C’est dans un contexte pareil, sur un terrain apparemment totalement déminé et expurgé de toute étincelle qui pourrait ouvrir la porte aux déflagrations, que le chef de l’Etat lance pourtant un appel au dialogue à la classe politique. D’aucuns ont vite fait d’y voir un signe d’ouverture et de décrispation après plusieurs phases d’affrontements avec une partie de l’opposition. Ceux-là ont sans doute raison car, d’une certaine manière, les Sénégalais sont exaspérés par la persistance des conflits strictement politiciens qui n’ont d’intérêt que pour les…politiciens eux-mêmes. Dans une démocratie moderne, le dialogue est systématiquement préférable aux quolibets et autres jeux de rôles pusillanimes qui n’apportent rien à la collectivité. Mais de quel dialogue devrait-il s’agir ?

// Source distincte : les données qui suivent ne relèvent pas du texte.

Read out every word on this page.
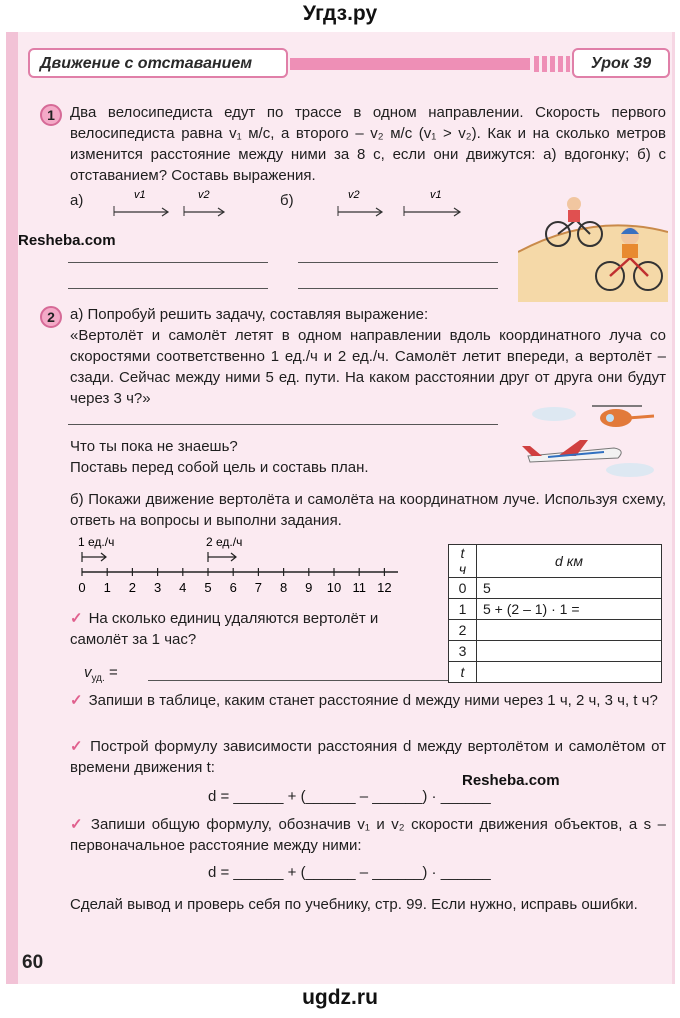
Угдз.ру
Движение с отставанием	Урок 39
1	Два велосипедиста едут по трассе в одном направлении. Скорость первого велосипедиста равна v₁ м/с, а второго – v₂ м/с (v₁ > v₂). Как и на сколько метров изменится расстояние между ними за 8 с, если они движутся: а) вдогонку; б) с отставанием? Составь выражения.
а)	v1	v2	б)	v2	v1
Resheba.com
2	а) Попробуй решить задачу, составляя выражение:
«Вертолёт и самолёт летят в одном направлении вдоль координатного луча со скоростями соответственно 1 ед./ч и 2 ед./ч. Самолёт летит впереди, а вертолёт – сзади. Сейчас между ними 5 ед. пути. На каком расстоянии друг от друга они будут через 3 ч?»
Что ты пока не знаешь?
Поставь перед собой цель и составь план.
б) Покажи движение вертолёта и самолёта на координатном луче. Используя схему, ответь на вопросы и выполни задания.
1 ед./ч	2 ед./ч
0 1 2 3 4 5 6 7 8 9 10 11 12
t ч	d км
0	5
1	5 + (2 – 1) · 1 =
2	
3	
t	
✓ На сколько единиц удаляются вертолёт и самолёт за 1 час?
$v_{уд.}$ =
✓ Запиши в таблице, каким станет расстояние d между ними через 1 ч, 2 ч, 3 ч, t ч?
✓ Построй формулу зависимости расстояния d между вертолётом и самолётом от времени движения t:
Resheba.com
d = ______ + (______ – ______) · ______
✓ Запиши общую формулу, обозначив v₁ и v₂ скорости движения объектов, а s – первоначальное расстояние между ними:
d = ______ + (______ – ______) · ______
Сделай вывод и проверь себя по учебнику, стр. 99. Если нужно, исправь ошибки.
60
ugdz.ru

Un acteur politique discret mais émergent a dit quelque chose d’essentiellement vrai et sensé qui mérite réflexion. «Au sens dialectique, le dialogue est un moteur démocratique. Peut-on être hégémonique sur l’essentiel et dialoguer sur l’accessoire ?»
La pertinence de cette assertion pose toute la question de la lisibilité et de l’acceptabilité de la démarche du président Sall. Que cherche-t-il vraiment, entre des discussions sérieuses sur l’état des pratiques démocratiques dans notre pays, d’une part, et un objectif de caporalisation de toux ceux qui, à ses yeux, seraient des adversaires potentiels de son pouvoir, d’autre part ? Il ne semble pas qu’il y ait du sens entre dire «je vais réduire l’opposition à sa plus simple expression» et inviter à des «discussions» autour de l’intérêt du Sénégal. Il n’y a aucune continuité intellectuelle entre le fait d’avoir mis entre parenthèses des libertés fondamentales minimales (toutes manifestations hostiles au pouvoir sont invariablement interdites depuis plus de trois ans), d’un côté, et la volonté de civiliser le champ politique, par ailleurs.
Depuis 2012, le président de la république, mû on ne sait par quels diablotins, applique une politique d’autoritarisme sans concession, reclus dans ses certitudes quant à la justesse de ses choix et orientations. Une posture qui a débouché naturellement sur une culture de clan élevée au statut de gouvernance nationale, avec des projets et programmes à la mise en œuvre généralement non transparente, sanctionnés par une distribution sélective et «fraternelle» des marchés de gré à gré, des plus lucratifs aux plus modestes. Les règlements de comptes politiciens, archives rongées d’une vie antérieure moins arrogante au service de Wade, ont pris en otage une assemblée nationale devenue un lieu symbolique de revanche contre un ex «père». C’est ici que des sièges de député gagnés par le Pds sont arrachés à leurs détenteurs légitimes et légaux pour être confiés à des politiciens plus accommodants avec la ligne du chef de l’Etat. Le référendum constitutionnel de mars 2016 était le temps politique idéal pour Macky Sall de partager ses bonnes intentions avec la communauté nationale. Quel excellent prétexte, en effet, qu’un consensus national large autour de la charte fondamentale de la république pour inviter les Sénégalais à regarder dans la même direction !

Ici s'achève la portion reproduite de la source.